Am 03.04.2012 11:24, schrieb Daniel Carrera:
Ok. I just scanned the Wikibook on NQP. Indeed, it is quite limited.
It lacks basic things like list context:
@a := (1,2,3,4); # Wrong.
It's a shame because lists is precisely what I wanted to work with.
But this "works":
@a := [1, 2, 3, 4]
Note that this will store a ResizablePMCArray in @a, so if you want to
know what kind of methods you can call on it, you have to consult
parrot's documentation of the ResizablePMCArray. You also get the
stringification behavior of a ResizablePMCArray etc.
If that's not what you want, use Rakudo.
Reading up on Parrot I stumbled on this bit of information:
"Native Library Support
Parrot has a robust system for interfacing with external native code
libraries, such as those commonly written in C, C++, Fortran and other
compiled languages.
*cough*
Parrot has some limited out-of-the-box support for calling C functions,
and if you have libffi installed (which doesn't work out of the box on
Windows), you get decent support for calling C functions.
I haven't seen a robust way to call C++ and Fortran functions yet,
mainly because both use non-standard name mangling schemes at the
bytecode level (I believe that newer Fortran versions have such a
standard, but the scientific computing world seems to be stuck with F77).
Where previously every interpreter would need to
maintain its own bindings and interfaces to libraries, Parrot enables
developers to write library bindings once and use them seamlessly from
any language executing on Parrot. Want to use Tcl's Tk libraries,
along with Python's image manipulation libraries in a program you are
writing in Perl? Parrot supports that."
Does that mean what I think it means? That I could, for example, get
super-fast matrix operations using LAPACK simply because Rakudo talks
to Parrot and Parrot talks to Fortran?
That's the theory.
In practice, it doesn't work like that. In practice, you have two
options when crossing a language boundary.
The first is to promote or wrap objects to types of the host language
(ie a parrot integer becoming a Perl 6 Int), which means it can't be
automated in the general case, and you get some performance penalty.
The second is to simply leave the objects as-is, but you can't really
call that "seamlessly". It means for example that your Perl 6 Int object
has a method called sqrt, but the Parrot integer does not.

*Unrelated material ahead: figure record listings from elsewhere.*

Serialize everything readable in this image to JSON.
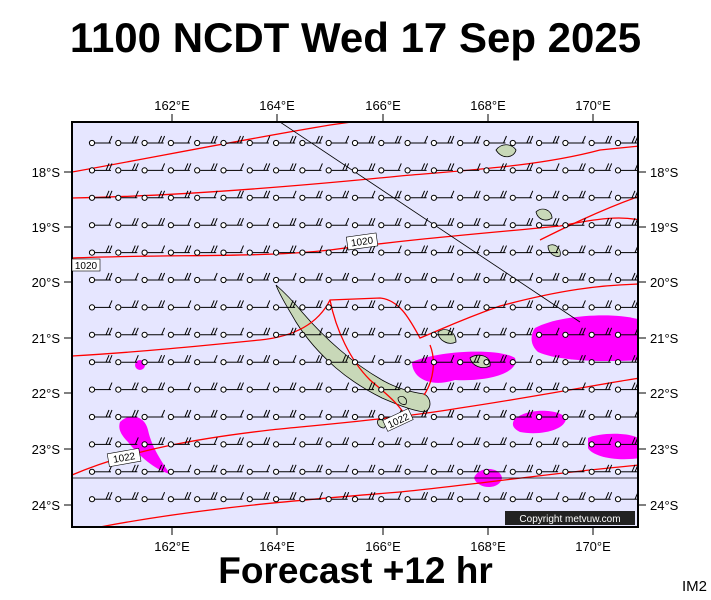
{
  "header": {
    "title": "1100 NCDT Wed 17 Sep 2025"
  },
  "footer": {
    "forecast": "Forecast +12 hr",
    "model": "IM2"
  },
  "map": {
    "lon_ticks": [
      "162°E",
      "164°E",
      "166°E",
      "168°E",
      "170°E"
    ],
    "lat_ticks": [
      "18°S",
      "19°S",
      "20°S",
      "21°S",
      "22°S",
      "23°S",
      "24°S"
    ],
    "isobar_labels": [
      "1020",
      "1020",
      "1022",
      "1022"
    ],
    "copyright": "Copyright metvuw.com",
    "colors": {
      "sea": "#e6e6ff",
      "isobar": "#ff0000",
      "rain": "#ff00ff",
      "land": "#c8d8b8"
    }
  }
}
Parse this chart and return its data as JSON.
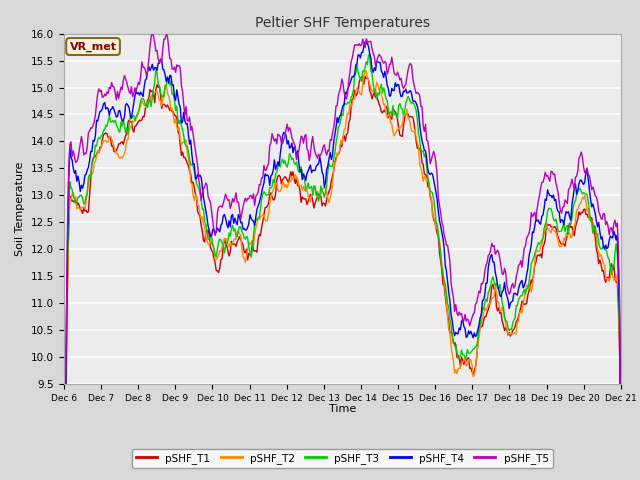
{
  "title": "Peltier SHF Temperatures",
  "xlabel": "Time",
  "ylabel": "Soil Temperature",
  "ylim": [
    9.5,
    16.0
  ],
  "yticks": [
    9.5,
    10.0,
    10.5,
    11.0,
    11.5,
    12.0,
    12.5,
    13.0,
    13.5,
    14.0,
    14.5,
    15.0,
    15.5,
    16.0
  ],
  "x_tick_labels": [
    "Dec 6",
    "Dec 7",
    "Dec 8",
    "Dec 9",
    "Dec 10",
    "Dec 11",
    "Dec 12",
    "Dec 13",
    "Dec 14",
    "Dec 15",
    "Dec 16",
    "Dec 17",
    "Dec 18",
    "Dec 19",
    "Dec 20",
    "Dec 21"
  ],
  "fig_bg_color": "#d8d8d8",
  "plot_bg_color": "#ececec",
  "grid_color": "#ffffff",
  "annotation_text": "VR_met",
  "annotation_color": "#8b0000",
  "annotation_bg": "#f5f5dc",
  "annotation_border": "#8b6914",
  "series": {
    "pSHF_T1": {
      "color": "#cc0000",
      "lw": 1.0
    },
    "pSHF_T2": {
      "color": "#ff8800",
      "lw": 1.0
    },
    "pSHF_T3": {
      "color": "#00cc00",
      "lw": 1.0
    },
    "pSHF_T4": {
      "color": "#0000ee",
      "lw": 1.0
    },
    "pSHF_T5": {
      "color": "#bb00bb",
      "lw": 1.0
    }
  },
  "n_points": 480
}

The cross-language interoperability advertised in the parrot
documentation is mostly fiction. All attempts to get cross-language
interoperation to work have bitrotted, and I'm not aware of any working,
non-contrieved examples.
There are a lot of powerful
numerical libraries in C and especially Fortran, but last time I
checked I think I was told that getting Rakudo to talk to Fortran
would be very difficult.
NQP (and thus Rakudo) has its own mechanism for calling C libraries. In
Rakudo, this is available through NativeCall.pm in
https://github.com/jnthn/zavolaj/
(Note that currently NativeCall doesn't work together with precompiled
modules; should still work in the latest Rakudo Star release though).